Rabu 30 Jan 2019 15:02 WIB

Kepala BKPM: Insentif Investasi di Indonesia Kurang Nendang

Insentif diperlukan agar Indonesia bisa bersaing dengan Vietnam dan Thailand

Kepala Badan Koordinasi Bidang Perekonomian (BKPM) Thomas Lembong.
Foto: Republika/Debbie Sutrisno
Kepala Badan Koordinasi Bidang Perekonomian (BKPM) Thomas Lembong.

REPUBLIKA.CO.ID, JAKARTA -- Kepala Badan Koordinasi Penanaman Modal (BKPM) Thomas Lembong mengakui insentif yang dikeluarkan pemerintah untuk mendorong investasi masih kurang nendang. Selain itu kebijakan insentif investasi ini juga belum agresif.

"Memang menurut kami, insentif yang ditawarkan harus dibuat lebih agresif dari pada sekarang karena dari data yang riil, insentif yang kita berikan belum berhasil mengangkat investasi. Belum nendang dibanding harapan kita semua," tuturnya dalam paparan di Jajarta, Rabu (30/1).

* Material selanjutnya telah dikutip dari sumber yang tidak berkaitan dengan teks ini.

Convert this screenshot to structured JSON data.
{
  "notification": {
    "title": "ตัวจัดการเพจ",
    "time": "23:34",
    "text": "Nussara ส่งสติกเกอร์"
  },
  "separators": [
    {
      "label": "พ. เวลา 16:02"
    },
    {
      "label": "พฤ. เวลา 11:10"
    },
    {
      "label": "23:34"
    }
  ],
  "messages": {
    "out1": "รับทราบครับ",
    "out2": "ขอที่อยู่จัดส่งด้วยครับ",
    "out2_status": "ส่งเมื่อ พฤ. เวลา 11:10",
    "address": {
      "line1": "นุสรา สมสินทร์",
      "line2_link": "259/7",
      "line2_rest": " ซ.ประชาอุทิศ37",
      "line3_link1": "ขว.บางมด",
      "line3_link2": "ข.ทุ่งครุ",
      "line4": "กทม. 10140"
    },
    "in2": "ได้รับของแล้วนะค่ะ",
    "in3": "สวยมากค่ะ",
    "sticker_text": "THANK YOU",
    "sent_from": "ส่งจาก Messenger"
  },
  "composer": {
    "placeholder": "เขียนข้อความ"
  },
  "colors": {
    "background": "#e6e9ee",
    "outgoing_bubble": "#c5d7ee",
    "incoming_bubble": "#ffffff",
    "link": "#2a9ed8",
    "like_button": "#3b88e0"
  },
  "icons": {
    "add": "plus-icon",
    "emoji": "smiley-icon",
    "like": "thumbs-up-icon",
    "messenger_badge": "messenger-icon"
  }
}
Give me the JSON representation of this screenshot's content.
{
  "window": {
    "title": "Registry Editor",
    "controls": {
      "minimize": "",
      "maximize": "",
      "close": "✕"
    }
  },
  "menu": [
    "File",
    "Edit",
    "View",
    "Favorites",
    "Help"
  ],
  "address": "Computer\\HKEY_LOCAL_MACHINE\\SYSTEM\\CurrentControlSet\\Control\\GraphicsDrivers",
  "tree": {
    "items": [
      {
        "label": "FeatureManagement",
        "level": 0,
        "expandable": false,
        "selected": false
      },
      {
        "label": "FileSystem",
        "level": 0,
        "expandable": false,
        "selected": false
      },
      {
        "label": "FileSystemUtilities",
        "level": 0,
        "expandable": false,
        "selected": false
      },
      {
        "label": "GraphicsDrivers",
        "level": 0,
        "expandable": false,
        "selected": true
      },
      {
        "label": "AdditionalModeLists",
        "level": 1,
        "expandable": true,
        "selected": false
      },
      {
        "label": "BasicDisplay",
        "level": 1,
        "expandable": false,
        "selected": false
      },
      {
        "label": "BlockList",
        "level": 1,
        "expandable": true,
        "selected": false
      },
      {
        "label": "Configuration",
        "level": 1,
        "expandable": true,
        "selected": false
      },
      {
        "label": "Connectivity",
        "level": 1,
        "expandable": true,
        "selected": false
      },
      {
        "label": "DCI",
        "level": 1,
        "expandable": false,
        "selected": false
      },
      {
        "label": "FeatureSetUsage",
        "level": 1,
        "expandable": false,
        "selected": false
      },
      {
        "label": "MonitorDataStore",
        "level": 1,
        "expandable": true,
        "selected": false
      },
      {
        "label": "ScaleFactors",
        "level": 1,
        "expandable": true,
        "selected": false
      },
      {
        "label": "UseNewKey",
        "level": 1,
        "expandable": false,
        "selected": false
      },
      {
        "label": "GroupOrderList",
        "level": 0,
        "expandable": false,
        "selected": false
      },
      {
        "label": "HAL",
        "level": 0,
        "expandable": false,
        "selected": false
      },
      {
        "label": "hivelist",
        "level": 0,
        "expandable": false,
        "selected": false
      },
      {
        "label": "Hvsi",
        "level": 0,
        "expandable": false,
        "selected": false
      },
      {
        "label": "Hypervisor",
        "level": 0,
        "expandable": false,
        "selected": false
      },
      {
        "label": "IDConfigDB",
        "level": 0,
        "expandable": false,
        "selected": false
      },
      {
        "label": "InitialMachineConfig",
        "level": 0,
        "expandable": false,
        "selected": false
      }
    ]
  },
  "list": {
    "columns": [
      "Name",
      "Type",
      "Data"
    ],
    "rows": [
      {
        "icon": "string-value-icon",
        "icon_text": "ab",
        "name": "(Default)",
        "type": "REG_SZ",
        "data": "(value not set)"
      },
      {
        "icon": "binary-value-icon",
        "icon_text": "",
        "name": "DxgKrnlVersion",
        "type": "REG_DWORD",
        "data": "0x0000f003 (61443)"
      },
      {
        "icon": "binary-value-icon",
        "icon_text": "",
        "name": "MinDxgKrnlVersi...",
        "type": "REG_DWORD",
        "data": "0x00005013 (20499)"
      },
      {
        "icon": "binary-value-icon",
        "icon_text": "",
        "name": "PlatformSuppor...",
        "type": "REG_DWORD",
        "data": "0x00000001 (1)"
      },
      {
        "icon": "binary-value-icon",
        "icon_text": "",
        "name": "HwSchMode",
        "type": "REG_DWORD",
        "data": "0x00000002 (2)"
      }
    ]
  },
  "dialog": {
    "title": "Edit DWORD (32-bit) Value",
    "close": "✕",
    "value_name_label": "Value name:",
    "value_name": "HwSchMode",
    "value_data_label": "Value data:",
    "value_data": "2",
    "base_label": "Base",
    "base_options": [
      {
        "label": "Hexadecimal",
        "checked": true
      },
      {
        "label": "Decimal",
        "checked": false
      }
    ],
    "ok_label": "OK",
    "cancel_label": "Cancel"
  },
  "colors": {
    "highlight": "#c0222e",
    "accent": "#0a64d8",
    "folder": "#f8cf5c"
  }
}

Tom, sapaan akrab Thomas, menilai insentif yang ada harus dibuat lebih agresif, bahkan mungkin perlu adanya tambahan insentif agar menarik minat investor asing. Insentif yang agresif diperlukan agar Indonesia bisa bersaing dengan negara-negara tetangga seperti Vietnam dan Thailand.

"Bukan rahasia negara tetangga super agresif, kelihatan dari data investasi Vietnam dan Thailand. Mereka memang gencar memberi insentif dan lakukan deregulasi," katanya.

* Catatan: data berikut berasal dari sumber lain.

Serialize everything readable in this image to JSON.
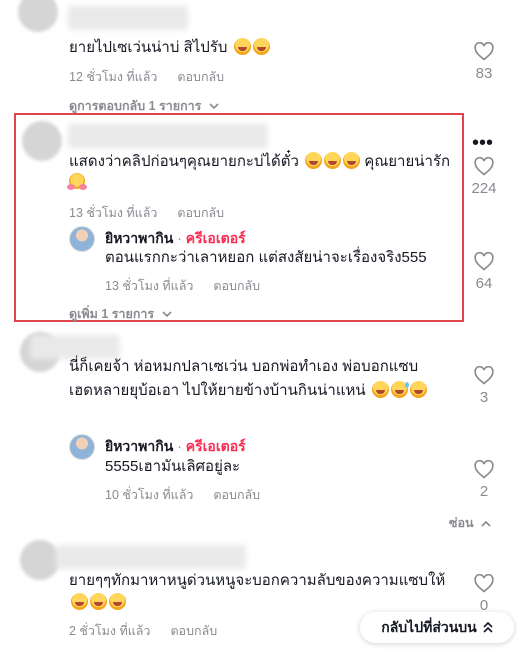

Tom menambahkan selain perlu lebih agresif, pemerintah harus mengimbanginya dengan peningkatan keterampilan tenaga kerja. "Dan kesulutan regulasi yang masih tumpang tindih dan masih dalam proses penyederhanaan," tutupnya.

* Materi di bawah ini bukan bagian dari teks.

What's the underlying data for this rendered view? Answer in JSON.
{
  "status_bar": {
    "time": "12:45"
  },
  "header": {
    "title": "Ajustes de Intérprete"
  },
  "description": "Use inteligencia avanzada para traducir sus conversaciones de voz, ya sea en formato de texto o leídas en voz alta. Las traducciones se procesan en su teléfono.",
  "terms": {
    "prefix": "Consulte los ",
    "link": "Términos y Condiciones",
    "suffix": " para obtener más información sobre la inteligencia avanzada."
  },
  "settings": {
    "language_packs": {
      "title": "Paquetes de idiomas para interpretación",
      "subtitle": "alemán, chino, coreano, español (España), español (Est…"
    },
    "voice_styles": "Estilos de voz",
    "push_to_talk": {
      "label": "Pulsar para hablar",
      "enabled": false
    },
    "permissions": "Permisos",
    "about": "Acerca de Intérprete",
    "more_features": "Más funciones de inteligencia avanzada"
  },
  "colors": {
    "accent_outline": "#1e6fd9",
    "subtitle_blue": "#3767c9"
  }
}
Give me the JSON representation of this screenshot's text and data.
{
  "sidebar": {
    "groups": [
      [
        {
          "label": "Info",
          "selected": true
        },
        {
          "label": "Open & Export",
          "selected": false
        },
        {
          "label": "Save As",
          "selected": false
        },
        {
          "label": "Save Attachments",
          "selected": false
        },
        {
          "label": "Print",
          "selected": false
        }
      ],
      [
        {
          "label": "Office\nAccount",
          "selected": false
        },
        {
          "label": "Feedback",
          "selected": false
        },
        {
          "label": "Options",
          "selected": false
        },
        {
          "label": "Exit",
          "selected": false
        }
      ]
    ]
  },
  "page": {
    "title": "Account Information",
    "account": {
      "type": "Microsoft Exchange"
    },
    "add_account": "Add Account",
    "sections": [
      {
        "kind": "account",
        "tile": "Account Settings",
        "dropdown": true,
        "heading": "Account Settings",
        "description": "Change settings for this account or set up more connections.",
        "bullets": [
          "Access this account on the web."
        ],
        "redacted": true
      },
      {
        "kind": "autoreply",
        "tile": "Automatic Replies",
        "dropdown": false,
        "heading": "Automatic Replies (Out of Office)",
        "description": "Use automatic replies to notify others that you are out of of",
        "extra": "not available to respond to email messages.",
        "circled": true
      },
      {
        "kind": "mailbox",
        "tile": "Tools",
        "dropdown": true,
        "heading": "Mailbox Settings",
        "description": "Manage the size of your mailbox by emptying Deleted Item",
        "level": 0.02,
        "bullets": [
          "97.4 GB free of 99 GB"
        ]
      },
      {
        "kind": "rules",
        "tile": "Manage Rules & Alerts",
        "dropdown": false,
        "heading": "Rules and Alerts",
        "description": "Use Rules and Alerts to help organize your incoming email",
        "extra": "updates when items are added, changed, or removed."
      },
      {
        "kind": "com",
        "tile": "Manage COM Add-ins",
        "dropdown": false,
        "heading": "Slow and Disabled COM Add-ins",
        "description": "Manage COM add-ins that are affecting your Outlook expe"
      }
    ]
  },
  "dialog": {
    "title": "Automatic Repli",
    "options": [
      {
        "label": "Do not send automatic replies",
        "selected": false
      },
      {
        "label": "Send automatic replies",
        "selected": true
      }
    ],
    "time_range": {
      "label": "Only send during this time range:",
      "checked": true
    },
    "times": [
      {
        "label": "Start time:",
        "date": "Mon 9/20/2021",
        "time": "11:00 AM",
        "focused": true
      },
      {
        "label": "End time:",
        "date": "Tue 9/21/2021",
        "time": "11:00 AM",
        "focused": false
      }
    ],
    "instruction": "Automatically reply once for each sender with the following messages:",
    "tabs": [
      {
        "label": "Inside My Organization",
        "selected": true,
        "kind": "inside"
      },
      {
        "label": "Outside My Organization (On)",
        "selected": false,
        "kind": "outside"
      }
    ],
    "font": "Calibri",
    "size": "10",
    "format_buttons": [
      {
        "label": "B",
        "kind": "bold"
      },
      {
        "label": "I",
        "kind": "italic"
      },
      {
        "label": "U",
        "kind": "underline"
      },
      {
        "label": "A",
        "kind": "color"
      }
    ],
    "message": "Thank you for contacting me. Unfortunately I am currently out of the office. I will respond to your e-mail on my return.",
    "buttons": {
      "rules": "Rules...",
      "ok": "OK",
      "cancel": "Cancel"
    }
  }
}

Berdasarkan catatan BKPM, realisasi penanaman modal asing (PMA) sepanjang 2018 mencapai Rp 392,7 triliun. Pencapaian ini turun 8,8 persen dibanding periode yang sama tahun 2017 sebesar Rp 430,5 triliun.

Jika dibandingkan secara kuartal ke kuartal, capaian itu turun 11,6 persen. Pada kuartal IV 2018 realisasi investasi mencapai Rp 99 triliun atau turun dari periode yang sama tahun sebelumnya sebesar Rp 112 triliun.

Menurut Tom, penurunan realisasi investasi sejalan dengan tren investasi asing langsung berdasarkan data UNCTAD yang turun 20 persen. Penurunan disebutnya akibat sentimen negatif atas eskalasi perang dunia antara AS dan Cina.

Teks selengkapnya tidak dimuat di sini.